Hiltpold Hugues · Nationalrat · 2011-09-28
Hiltpold Hugues · Nationalrat · Genf · Freisinnig-demokratische Fraktion · 2011-09-28
Wortprotokoll
Nous débattions, lors de la session de printemps dernier, de la situation qui résultait des révolutions dans les pays nord-africains. Dans ces pays, la jeunesse se soulevait pour revendiquer la liberté et l'instauration de la démocratie. Ces jeunes étaient conscients alors qu'une page de l'histoire se tournait. Convaincus que cette révolution était le gage d'un avenir meilleur à terme pour les relations entre le Nord - l'Europe - et le Sud - les pays méditerranéens - et surtout qu'elle était l'assurance d'une prospérité pour toute une région du globe, certains d'entre nous émettaient quelques doutes, d'autres des craintes quant à un éventuel afflux massif de réfugiés en Suisse.
Aujourd'hui, plusieurs mois plus tard, l'heure est au bilan. A-t-on assisté à un afflux massif de réfugiés en Suisse? Comment se sont-ils répartis dans les cantons? Quelle est la stratégie du Conseil fédéral pour permettre aux réfugiés de retourner rapidement dans leur pays dès que la situation sera stabilisée sur place? Et quelle est, finalement, l'efficience des programmes d'action sur place? Ce sont toutes ces interrogations, dont la plupart figurent dans les diverses interventions parlementaires sur lesquelles nous allons nous prononcer, qui méritent aujourd'hui des réponses. Mais c'est aussi et surtout l'occasion de débattre de politique d'avenir en matière d'immigration et d'asile et, par là même, de se remémorer pour l'occasion l'histoire de notre pays.

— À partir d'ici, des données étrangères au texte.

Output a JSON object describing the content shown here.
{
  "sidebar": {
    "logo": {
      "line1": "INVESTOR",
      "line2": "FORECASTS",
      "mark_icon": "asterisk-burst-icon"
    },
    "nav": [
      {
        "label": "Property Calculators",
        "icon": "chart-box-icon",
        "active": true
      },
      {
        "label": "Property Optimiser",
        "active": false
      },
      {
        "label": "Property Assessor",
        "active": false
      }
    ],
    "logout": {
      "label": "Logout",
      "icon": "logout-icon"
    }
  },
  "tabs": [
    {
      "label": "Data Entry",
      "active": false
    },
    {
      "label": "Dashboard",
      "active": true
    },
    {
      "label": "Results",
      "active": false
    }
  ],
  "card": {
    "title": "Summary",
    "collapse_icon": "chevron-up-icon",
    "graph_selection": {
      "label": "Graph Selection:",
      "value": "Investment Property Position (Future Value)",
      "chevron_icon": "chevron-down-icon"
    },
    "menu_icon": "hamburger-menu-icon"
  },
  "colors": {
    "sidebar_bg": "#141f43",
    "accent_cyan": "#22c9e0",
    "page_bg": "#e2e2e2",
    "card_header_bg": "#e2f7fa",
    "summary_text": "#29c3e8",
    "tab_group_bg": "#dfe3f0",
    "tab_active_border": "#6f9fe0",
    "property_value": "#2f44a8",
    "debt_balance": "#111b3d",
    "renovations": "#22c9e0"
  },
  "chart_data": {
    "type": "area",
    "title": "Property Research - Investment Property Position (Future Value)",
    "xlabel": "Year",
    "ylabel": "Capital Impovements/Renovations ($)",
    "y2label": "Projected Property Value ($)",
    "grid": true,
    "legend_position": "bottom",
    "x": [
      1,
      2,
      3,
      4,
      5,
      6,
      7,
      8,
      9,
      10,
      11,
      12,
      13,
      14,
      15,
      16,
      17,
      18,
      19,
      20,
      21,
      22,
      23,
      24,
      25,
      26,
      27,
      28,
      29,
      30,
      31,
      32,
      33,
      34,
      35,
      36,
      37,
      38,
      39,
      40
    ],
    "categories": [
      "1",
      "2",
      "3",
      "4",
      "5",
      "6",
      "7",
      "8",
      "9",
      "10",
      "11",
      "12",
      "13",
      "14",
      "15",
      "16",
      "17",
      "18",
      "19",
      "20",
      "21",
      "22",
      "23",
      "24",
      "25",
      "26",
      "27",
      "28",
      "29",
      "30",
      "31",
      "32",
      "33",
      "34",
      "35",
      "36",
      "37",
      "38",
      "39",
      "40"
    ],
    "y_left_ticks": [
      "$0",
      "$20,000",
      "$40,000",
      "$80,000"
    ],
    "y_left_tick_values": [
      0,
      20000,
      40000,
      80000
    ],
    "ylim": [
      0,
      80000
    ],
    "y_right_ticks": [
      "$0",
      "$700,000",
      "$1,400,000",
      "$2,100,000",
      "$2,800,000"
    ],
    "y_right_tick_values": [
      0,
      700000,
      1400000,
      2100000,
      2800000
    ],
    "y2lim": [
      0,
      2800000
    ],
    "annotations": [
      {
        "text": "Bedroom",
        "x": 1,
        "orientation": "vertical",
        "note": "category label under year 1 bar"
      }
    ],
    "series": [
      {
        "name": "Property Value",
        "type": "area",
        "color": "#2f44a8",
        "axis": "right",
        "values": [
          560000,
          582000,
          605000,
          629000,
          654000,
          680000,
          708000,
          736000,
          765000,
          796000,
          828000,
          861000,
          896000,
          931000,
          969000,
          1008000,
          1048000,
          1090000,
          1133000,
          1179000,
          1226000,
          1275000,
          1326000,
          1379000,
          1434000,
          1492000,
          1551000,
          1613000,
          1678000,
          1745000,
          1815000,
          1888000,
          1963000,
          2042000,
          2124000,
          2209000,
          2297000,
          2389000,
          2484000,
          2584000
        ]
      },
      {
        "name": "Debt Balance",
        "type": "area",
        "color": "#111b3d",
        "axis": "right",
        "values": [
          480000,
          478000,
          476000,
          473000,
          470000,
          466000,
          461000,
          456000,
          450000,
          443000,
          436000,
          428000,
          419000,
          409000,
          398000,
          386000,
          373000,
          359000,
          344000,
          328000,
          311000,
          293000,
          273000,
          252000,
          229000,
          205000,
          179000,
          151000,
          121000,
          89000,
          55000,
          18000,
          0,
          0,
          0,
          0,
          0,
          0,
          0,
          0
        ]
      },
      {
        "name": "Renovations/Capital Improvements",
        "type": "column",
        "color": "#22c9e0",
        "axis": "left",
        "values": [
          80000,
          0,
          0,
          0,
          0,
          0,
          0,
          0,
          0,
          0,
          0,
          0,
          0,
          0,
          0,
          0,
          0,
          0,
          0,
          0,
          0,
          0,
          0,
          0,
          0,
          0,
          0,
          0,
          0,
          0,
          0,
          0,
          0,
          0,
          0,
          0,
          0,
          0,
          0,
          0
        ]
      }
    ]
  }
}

La Suisse est certes un petit pays, ce qui ne l'a pas empêchée de connaître une prospérité économique que beaucoup lui envient. Pourtant, cette prospérité n'est pas éternelle. Jusqu'à la création de l'Etat fédéral, en 1848, notre pays était même pauvre, très pauvre; tellement pauvre que des centaines de milliers de Suisses, au début du XIXe siècle, ont quitté père et mère pour tenter leur chance dans le nouveau monde; tellement pauvre que pendant des siècles, des centaines de milliers de Suisses n'avaient d'autres perspectives économiques que le service mercenaire: se faire tuer, en bref, pour gagner sa vie.
Plus récemment, notre prospérité a aussi connu une période difficile. Durant les années 1990, la Suisse était même le pays de l'OCDE qui connaissait le plus faible taux de croissance. C'était le résultat d'une décision politique, celle de refuser d'entrer dans l'Espace économique européen, sans aucune autre alternative. La prospérité n'est revenue que lorsque la Suisse, dans les années 2000, s'est ouverte au marché européen du fait de l'entrée en vigueur des accords bilatéraux. Nous avons profité d'une forte croissance des anciens pays de l'Est et de l'opportunité pour nos entreprises d'engager le meilleur personnel possible sur un marché de 230 millions de travailleurs. Des centaines de milliers d'emplois ont été créés en Suisse, au lieu d'être délocalisés. Le taux de chômage - n'en déplaise à certains - est aujourd'hui le plus bas de la décennie, et ceci grâce aux accords bilatéraux.
Aujourd'hui, cette situation est menacée par une initiative populaire contre l'immigration dite massive. Ce sont l'économie, la prospérité et la stabilité de la Suisse tout entière qui sont menacées par cette attaque frontale contre la voie bilatérale et la libre circulation des personnes.
Nous connaissons tous l'exiguïté de notre territoire. Nous savons tous que nous ne pourrons pas accueillir tout le monde et que nous avons besoin d'une immigration choisie. C'est la voie que notre pays a choisie depuis dix ans; c'est celle qui lui a permis depuis de réduire son endettement, de réduire son taux de chômage et de connaître une croissance sans équivalent.
A l'inverse, empêcher les entreprises de recruter des employés et menacer leurs exportations, c'est tout simplement irresponsable. De cette manière, on freinera la création d'emplois et nos jeunes qui rêvent d'un avenir professionnel envisageront à leur tour l'exil - en bref, le service mercenaire.
Les accords bilatéraux sont un point essentiel de notre bien-être, que nous devons préserver impérativement.
S'agissant de la question de l'asile, il convient, en premier lieu, de maintenir la vocation de la Suisse de promouvoir l'accueil, mais il faut procéder à une application plus stricte de la loi, notamment en redéfinissant les priorités et les délais de l'Office fédéral des migrations et du Tribunal administratif fédéral. Il faut aussi améliorer les structures opérationnelles et l'encadrement policier de la politique d'asile et mettre en place une politique migratoire extérieure stricte et efficace. Ces derniers points seront développés ultérieurement par mes collègues.